Jordan MM, Lowry (No. 129799)

Jordan, Lowry

Military Medal


No. 4034, 2nd Battalion, Rifle Brigade, transferred to

No. 129799, Royal Flying Corps (Royal Air Force from 1 April 1918)

Died in service on Monday 22 July 1918 (aged 28)


Ballygowan Presbyterian Churchyard, Co. Down (Grave 139)


Commonwealth War Graves Commission

Ballygowan Presbyterian Church


Lowry Jordan was born on 27 August 1889 in Ballygowan and he was a son of James and Robina Jordan (nee Mills) who were married on 1 May 1874 in Gilnahirk Presbyterian Church.

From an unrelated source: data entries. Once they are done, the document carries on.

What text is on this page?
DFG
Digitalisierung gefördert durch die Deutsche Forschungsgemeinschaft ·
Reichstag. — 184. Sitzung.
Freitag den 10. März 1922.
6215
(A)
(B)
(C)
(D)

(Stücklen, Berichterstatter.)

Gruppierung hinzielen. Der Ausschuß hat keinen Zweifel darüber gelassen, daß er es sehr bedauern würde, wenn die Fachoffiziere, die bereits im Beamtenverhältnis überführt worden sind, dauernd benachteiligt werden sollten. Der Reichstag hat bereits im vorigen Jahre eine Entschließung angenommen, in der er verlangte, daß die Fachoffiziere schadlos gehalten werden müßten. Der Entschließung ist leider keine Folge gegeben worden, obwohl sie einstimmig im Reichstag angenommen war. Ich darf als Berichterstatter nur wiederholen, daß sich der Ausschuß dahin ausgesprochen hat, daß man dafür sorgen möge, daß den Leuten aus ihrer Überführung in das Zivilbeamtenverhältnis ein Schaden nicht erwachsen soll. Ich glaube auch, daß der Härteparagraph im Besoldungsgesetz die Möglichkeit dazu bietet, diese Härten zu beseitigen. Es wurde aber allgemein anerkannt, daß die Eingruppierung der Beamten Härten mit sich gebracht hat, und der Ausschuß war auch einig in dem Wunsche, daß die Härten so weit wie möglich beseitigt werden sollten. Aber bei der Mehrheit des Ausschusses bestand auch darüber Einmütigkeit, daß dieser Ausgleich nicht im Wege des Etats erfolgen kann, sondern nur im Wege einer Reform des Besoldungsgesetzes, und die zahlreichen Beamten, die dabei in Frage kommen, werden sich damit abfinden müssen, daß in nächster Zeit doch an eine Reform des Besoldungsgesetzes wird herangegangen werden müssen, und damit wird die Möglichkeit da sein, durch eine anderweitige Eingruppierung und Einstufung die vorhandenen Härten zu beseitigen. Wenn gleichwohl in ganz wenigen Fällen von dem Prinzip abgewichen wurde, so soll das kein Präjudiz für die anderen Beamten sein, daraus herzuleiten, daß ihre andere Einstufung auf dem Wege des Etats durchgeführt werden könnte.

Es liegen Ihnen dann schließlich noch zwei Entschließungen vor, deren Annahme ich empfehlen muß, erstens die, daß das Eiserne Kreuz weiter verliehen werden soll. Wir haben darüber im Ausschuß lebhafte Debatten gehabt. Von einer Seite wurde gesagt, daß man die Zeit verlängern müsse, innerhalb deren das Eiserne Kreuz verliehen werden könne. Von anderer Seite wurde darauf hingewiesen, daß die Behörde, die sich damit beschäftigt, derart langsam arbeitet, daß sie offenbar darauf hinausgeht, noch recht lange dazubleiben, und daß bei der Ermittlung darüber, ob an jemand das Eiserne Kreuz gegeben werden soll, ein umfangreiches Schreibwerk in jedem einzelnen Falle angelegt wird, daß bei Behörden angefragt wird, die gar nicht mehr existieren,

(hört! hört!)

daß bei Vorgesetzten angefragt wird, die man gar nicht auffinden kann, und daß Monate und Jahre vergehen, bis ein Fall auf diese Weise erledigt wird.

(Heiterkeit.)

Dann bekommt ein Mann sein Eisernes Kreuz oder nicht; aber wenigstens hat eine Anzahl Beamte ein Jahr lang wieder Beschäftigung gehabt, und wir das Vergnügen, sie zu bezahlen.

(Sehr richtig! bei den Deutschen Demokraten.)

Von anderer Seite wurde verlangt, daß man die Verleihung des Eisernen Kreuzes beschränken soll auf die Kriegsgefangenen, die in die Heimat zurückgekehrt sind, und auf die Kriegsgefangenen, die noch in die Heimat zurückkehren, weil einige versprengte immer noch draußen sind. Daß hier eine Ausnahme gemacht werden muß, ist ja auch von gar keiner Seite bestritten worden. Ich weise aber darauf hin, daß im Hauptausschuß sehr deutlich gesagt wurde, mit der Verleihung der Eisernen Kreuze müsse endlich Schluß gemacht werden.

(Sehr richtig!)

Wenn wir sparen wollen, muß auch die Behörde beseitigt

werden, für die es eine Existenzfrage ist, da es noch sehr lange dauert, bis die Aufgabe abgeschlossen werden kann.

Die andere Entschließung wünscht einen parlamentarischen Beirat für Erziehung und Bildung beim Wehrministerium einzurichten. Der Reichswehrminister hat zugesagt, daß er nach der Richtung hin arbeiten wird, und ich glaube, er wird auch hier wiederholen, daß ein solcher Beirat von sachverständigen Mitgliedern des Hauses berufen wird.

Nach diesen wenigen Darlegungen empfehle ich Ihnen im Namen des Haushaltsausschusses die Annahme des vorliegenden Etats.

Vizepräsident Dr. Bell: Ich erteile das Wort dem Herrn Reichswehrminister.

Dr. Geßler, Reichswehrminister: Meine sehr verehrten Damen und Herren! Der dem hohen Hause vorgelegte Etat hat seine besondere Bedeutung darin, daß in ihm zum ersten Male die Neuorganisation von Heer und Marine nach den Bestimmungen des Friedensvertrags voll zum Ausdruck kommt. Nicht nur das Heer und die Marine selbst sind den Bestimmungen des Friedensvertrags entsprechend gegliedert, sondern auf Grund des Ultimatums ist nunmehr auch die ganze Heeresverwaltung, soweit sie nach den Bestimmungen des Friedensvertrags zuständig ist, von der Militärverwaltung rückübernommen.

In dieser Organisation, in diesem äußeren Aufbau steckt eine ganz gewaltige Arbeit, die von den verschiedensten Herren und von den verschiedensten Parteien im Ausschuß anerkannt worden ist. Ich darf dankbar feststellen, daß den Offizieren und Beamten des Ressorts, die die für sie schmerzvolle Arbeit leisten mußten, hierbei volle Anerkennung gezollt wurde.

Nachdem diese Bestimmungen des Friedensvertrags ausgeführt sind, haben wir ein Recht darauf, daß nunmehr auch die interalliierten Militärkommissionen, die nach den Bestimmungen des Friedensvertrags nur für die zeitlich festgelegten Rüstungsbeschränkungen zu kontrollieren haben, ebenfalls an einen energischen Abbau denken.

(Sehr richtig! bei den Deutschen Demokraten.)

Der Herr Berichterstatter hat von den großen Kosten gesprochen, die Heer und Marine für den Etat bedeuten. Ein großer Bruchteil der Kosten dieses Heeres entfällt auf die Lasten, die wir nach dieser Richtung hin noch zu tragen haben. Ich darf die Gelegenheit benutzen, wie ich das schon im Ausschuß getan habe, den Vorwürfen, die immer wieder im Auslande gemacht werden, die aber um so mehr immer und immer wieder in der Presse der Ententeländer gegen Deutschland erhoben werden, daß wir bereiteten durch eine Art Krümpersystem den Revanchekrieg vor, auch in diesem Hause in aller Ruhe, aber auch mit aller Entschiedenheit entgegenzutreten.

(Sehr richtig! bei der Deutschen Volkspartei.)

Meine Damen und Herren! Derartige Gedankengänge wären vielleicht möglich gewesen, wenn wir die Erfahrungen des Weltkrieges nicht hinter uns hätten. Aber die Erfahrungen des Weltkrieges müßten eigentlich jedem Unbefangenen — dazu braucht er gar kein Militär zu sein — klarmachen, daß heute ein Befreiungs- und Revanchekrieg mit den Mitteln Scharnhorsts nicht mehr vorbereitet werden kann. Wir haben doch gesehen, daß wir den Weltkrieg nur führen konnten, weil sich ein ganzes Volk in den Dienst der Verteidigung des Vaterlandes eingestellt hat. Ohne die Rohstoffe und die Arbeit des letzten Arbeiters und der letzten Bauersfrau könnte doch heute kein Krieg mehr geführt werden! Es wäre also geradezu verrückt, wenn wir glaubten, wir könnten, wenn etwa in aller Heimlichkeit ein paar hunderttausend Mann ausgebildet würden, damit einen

James Jordan worked as a railway porter and then as a quarry labourer and he and Robina had at least nine children including:

John (born 20 December 1874 in Ballygowan)

Jane (born 1 September 1876 in Ballygowan; died)

Thomas (born 2 October 1878 in Ballygowan)

William (born 30 March 1881 in Ballygowan)

John (born 3 May 1886 in Ballygowan; died)

Lowry (born 27 August 1889 in Ballygowan)

John (born 2 February 1892 in Ballygowan)

Jane (born 20 April 1894 in Ballygowan)

Before the Great War, Lowry Jordan was employed by the Prudential Assurance Company in Belfast and, as a Reservist, he re-joined the Army on mobilisation in August 1914.  Previously he had served as a Driver with the Royal Field Artillery before being transferred to the Rifle Brigade and in 1913 he was placed on the reserve list.

In the Great War Lowry Jordan served as a Rifleman with the Rifle Brigade (No. 4034) and he went to France on 7 November 1914.

In November 1916, Rifleman Lowry Jordan was awarded the Military Medal ‘for conspicuous gallantry during a raid on the enemy trench on 25 June 1916.  As soon as he entered the enemy trench he was wounded by a bomb but continued with his work.  He rescued a wounded comrade from some of the enemy who were pulling him down a dug-out and saw him to a place of safety.  Returning to the same place he despatched the would-be captors and left the trench with Lieutenant Murray.  He also refused to leave the officer after being twice ordered to do so’.

Subsequently he was promoted to the rank of Lance Corporal.

Because of his wounds he was deemed unfit for further active service in the Army but in 1918 he was sufficiently recovered to join the Royal Flying Corps.

Corporal Lowry Jordan died suddenly on 22 July 1918 at Blandford, Dorset and his remains were interred in the graveyard adjoining Ballygowan Presbyterian Church.  After a memorial service conducted by the Rev W.K. McLernon, a contingent of the Norfolks fired three volleys over his grave and sounded The Last Post.

Corporal Lowry Jordan was 28 when he died and he is commemorated in Ballygowan Presbyterian Church.